The greatest patrons of Minnegesang among the sovereigns of Germany were the Emperor Frederick I (Barbarossa), who died in 1190; Conradin, the last of the Hohenstauffen, who died 1268; and Wenceslaus of Bohemia, a contemporary of Conradin. Minnegesang was not to the same extent as Troubadour poetry a courtly art, yet the castles of these sovereigns naturally became centres of development, as did also the courts of the Austrian dukes, when Heinrich von Melk, der Küremberger, Dietmar von Eist and Nithart (Neidhart) held forth; the courts of the margraves of Bavaria and Swabia, where we find the margrave of Rietenburg, Meinloh von Seveningen, Spervogel, and Reinmer von Zweter; and finally the castle of the landgrave of Thuringia, which boasted of such bright ornaments as Tannhäuser, Heinrich von Veldecke, Walter von der Vogelweide, and Wolfram von Eschenbach, of whom the last two have attained the rank of national poets.
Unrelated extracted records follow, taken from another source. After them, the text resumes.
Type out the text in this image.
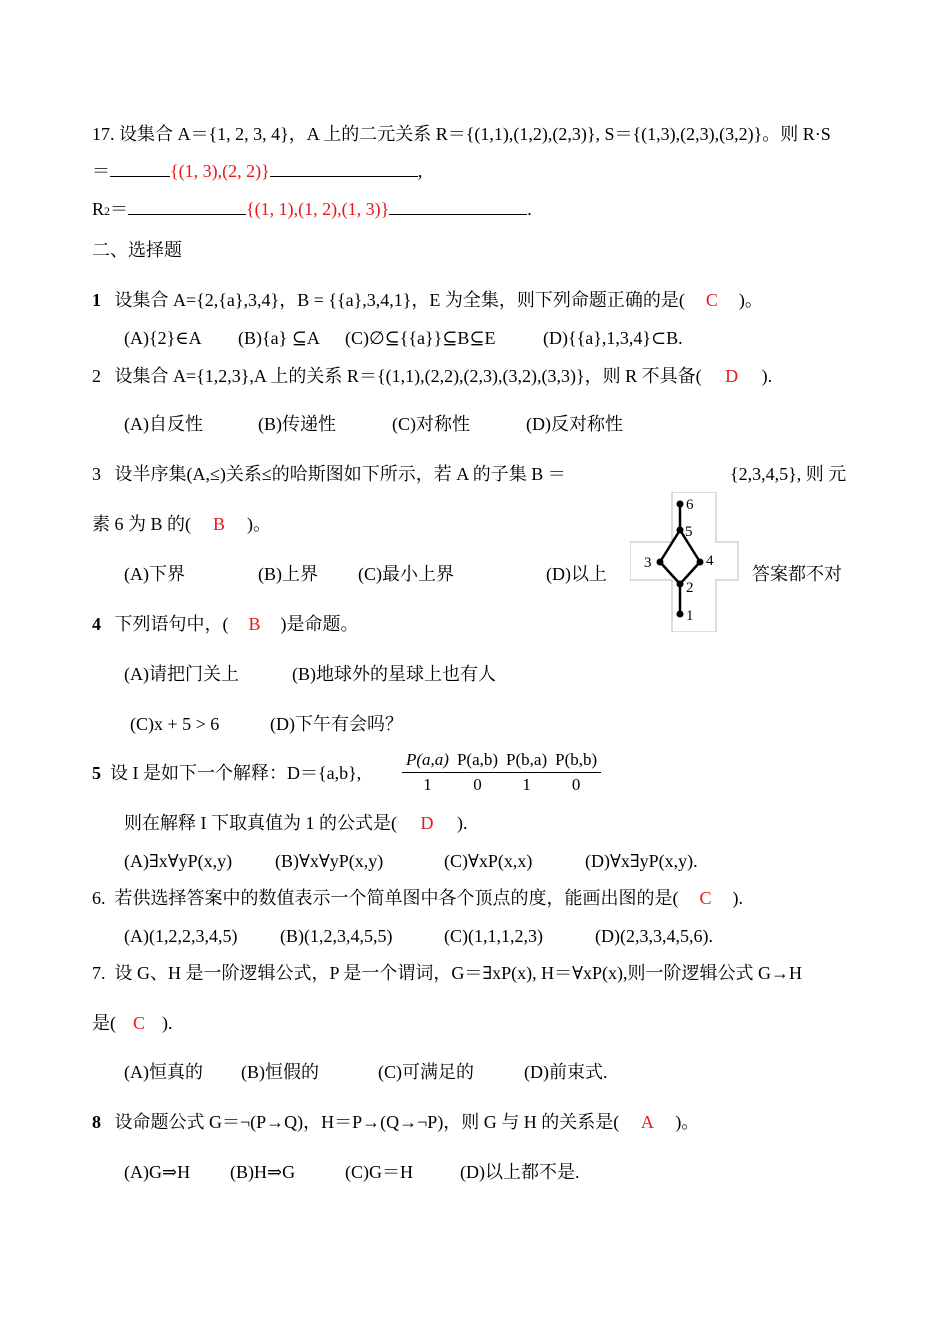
17. 设集合 A＝{1, 2, 3, 4}，A 上的二元关系 R＝{(1,1),(1,2),(2,3)}, S＝{(1,3),(2,3),(3,2)}。则 R·S
＝	{(1, 3),(2, 2)}	,
R2＝	{(1, 1),(1, 2),(1, 3)}	.
二、选择题
1 设集合 A={2,{a},3,4}，B = {{a},3,4,1}，E 为全集，则下列命题正确的是( C )。
(A){2}∈A (B){a} ⊆A (C)∅⊆{{a}}⊆B⊆E	(D){{a},1,3,4}⊂B.
2 设集合 A={1,2,3},A 上的关系 R＝{(1,1),(2,2),(2,3),(3,2),(3,3)}，则 R 不具备( D ).
(A)自反性	(B)传递性	(C)对称性	(D)反对称性
3 设半序集(A,≤)关系≤的哈斯图如下所示，若 A 的子集 B ＝	{2,3,4,5}, 则 元
素 6 为 B 的( B )。
(A)下界	(B)上界 (C)最小上界	(D)以上	答案都不对
6
5
3	4
2
1
4 下列语句中，( B )是命题。
(A)请把门关上	(B)地球外的星球上也有人
(C)x + 5 > 6	(D)下午有会吗？
5 设 I 是如下一个解释：D＝{a,b},
P(a,a)	P(a,b)	P(b,a)	P(b,b)
1	0	1	0
则在解释 I 下取真值为 1 的公式是( D ).
(A)∃x∀yP(x,y) (B)∀x∀yP(x,y)	(C)∀xP(x,x)	(D)∀x∃yP(x,y).
6. 若供选择答案中的数值表示一个简单图中各个顶点的度，能画出图的是( C ).
(A)(1,2,2,3,4,5) (B)(1,2,3,4,5,5)	(C)(1,1,1,2,3)	(D)(2,3,3,4,5,6).
7. 设 G、H 是一阶逻辑公式，P 是一个谓词，G＝∃xP(x), H＝∀xP(x),则一阶逻辑公式 G→H
是( C ).
(A)恒真的 (B)恒假的	(C)可满足的	(D)前束式.
8 设命题公式 G＝¬(P→Q)，H＝P→(Q→¬P)，则 G 与 H 的关系是( A )。
(A)G⇒H (B)H⇒G	(C)G＝H	(D)以上都不是.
The formal, stately character of Minnesong prevented its becoming as popular as the Troubadour song in France. Another reason for this is the fact that the more pronounced caste feeling of the Germans forbade them to enlist the assistance of musicians of inferior station. Whatever accompaniment there may have been was provided by the poet-singers themselves.